A typical normal blood pressure is 120/80 mm Hg or "120/80." The first number represents the pressure when the heart contracts. The second number represents the pressure when the heart reflexes. Blood pressure greater than 140/90 mm Hg is considered high.

Generally, blood pressure will go up at certain times – for instance, if you smoke a cigarette, win the lottery, or witness a car crash – and will return to normal when the stressful or exciting event has passed.

But when blood pressure is high all the time, the continuous increased force on blood vessel walls can damage blood vessels and organs, including the heart, kidneys, eyes and brain.

The medical term for high blood pressure is hypertension.

Although high blood pressure can nearly always be brought down to safe levels, your doctor cannot do it alone. You need to become a partner in your own care.

What Are The Guidelines For Treating High Blood Pressure?
Treatment for high blood pressure consists of lifestyle modifications and drug therapy.
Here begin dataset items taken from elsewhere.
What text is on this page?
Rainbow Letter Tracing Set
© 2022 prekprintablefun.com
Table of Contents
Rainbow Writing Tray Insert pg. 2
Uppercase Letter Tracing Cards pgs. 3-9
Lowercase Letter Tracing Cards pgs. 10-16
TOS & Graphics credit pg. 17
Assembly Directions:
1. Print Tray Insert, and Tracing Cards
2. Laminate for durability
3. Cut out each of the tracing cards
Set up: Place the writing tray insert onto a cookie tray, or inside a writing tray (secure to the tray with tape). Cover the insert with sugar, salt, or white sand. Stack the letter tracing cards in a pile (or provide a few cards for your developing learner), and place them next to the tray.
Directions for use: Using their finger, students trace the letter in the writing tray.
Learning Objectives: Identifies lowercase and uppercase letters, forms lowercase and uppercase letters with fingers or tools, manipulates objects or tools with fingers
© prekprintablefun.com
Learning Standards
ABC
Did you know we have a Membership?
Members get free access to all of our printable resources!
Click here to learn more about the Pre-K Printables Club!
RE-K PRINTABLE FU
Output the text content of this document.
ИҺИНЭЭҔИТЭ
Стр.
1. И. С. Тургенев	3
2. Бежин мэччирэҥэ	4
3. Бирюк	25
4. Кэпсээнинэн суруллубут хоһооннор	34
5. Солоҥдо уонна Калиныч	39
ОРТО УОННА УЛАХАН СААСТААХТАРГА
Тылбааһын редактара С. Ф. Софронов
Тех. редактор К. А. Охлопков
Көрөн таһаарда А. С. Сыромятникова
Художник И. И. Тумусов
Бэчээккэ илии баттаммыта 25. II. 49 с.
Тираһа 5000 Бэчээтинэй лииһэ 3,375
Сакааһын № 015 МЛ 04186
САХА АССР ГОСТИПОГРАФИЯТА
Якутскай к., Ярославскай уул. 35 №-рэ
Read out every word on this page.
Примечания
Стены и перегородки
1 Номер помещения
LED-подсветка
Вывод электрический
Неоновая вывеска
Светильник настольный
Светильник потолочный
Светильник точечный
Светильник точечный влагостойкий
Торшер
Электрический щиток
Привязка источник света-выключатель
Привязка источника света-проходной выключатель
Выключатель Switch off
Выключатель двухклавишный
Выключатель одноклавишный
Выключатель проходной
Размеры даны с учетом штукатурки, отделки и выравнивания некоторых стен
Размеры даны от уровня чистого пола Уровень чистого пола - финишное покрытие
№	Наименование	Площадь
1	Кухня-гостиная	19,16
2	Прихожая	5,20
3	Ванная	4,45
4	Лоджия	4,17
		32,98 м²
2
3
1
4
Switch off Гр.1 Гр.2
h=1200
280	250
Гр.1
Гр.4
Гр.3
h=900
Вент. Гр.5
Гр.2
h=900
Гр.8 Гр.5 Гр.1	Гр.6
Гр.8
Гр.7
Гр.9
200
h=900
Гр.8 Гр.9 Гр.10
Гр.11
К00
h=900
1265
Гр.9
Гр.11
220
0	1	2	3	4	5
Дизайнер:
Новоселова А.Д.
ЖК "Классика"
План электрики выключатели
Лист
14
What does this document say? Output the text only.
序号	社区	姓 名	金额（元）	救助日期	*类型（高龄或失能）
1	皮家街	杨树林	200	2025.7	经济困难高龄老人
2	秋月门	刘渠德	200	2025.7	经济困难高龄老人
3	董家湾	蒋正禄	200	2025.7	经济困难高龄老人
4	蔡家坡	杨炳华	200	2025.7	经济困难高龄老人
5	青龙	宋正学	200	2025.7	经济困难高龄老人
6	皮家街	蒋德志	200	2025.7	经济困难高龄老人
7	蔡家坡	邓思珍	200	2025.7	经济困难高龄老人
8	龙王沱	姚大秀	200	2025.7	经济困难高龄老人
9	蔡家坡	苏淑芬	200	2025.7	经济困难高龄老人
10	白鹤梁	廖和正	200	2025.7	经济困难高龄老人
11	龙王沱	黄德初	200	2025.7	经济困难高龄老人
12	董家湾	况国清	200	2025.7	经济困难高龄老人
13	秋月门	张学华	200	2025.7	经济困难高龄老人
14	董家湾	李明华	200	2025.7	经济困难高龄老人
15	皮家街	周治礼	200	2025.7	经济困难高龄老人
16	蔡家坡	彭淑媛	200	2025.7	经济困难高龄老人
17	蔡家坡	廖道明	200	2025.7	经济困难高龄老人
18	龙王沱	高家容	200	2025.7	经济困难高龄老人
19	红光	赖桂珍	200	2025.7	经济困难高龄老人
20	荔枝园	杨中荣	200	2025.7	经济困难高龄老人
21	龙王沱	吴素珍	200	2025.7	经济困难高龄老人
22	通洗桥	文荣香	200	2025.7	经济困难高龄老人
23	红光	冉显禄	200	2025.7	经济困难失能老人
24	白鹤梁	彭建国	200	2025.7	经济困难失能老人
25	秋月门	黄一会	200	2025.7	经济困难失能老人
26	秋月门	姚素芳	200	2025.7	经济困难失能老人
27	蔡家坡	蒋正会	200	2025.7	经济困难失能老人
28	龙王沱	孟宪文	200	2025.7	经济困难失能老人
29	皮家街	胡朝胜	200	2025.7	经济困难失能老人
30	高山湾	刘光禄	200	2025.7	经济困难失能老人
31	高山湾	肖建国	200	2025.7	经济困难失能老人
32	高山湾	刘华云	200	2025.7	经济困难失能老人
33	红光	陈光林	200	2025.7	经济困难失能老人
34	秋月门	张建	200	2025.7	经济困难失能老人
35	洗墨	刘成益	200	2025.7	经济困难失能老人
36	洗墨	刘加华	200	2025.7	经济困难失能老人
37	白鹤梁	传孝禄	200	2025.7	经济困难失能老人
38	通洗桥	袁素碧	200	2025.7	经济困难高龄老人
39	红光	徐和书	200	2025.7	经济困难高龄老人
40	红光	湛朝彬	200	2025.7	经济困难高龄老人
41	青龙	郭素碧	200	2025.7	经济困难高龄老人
Cholesterol is a waxy, fat-like substance that is made in the body by the liver. Cholesterol forms part of every cell in the body and serves many vital functions. Our bodies need cholesterol to: 
Maintain healthy cell walls, make hormones (the body's chemical messengers), make vitamin D, make bile acids, which aid in fat digestion. 
High levels of cholesterol in the blood can clog blood vessels and increase the risk for heart disease in animal-based foods such as meat and dairy products. In addition to making cholesterol, we also get a small percentage of our body's cholesterol from the foods we eat. Only animal-based foods such as meat, eggs, and dairy products contain cholesterol. Plan foods such as fruits, vegetables, and grains do not contain cholesterol.

Cholesterol Testing 
All adults should have their blood cholesterol level measured at least once every 5 years. If your blood cholesterol level is: 
Below 180 – your blood cholesterol level is ideal
180-199 – your blood cholesterol level is acceptable 
200-219 – your blood cholesterol is borderline high
220 or higher – your blood cholesterol level is too high
If your total blood cholesterol level is greater than 200 (and especially if it is over 220), you should have another test to see what type of cholesterol is high.

If your HDL cholesterol level (the good kind) is: 
Under 35 – it is too low
36-50 - it is unacceptable. 
Over 50 – it is ideal.

If your LDL cholesterol level (the bad kind) is: 
130 or less – it is ideal
130 to 159 – it is borderline high
160 or greater – it is too high

You should also have your blood level of another type of fat – triglycerides – measured at the same time you have your blood cholesterol levels checked. High blood triglyceride levels can also increase risk for heart disease. Fortunately, these levels can be quickly lowered with weight control and more exercise.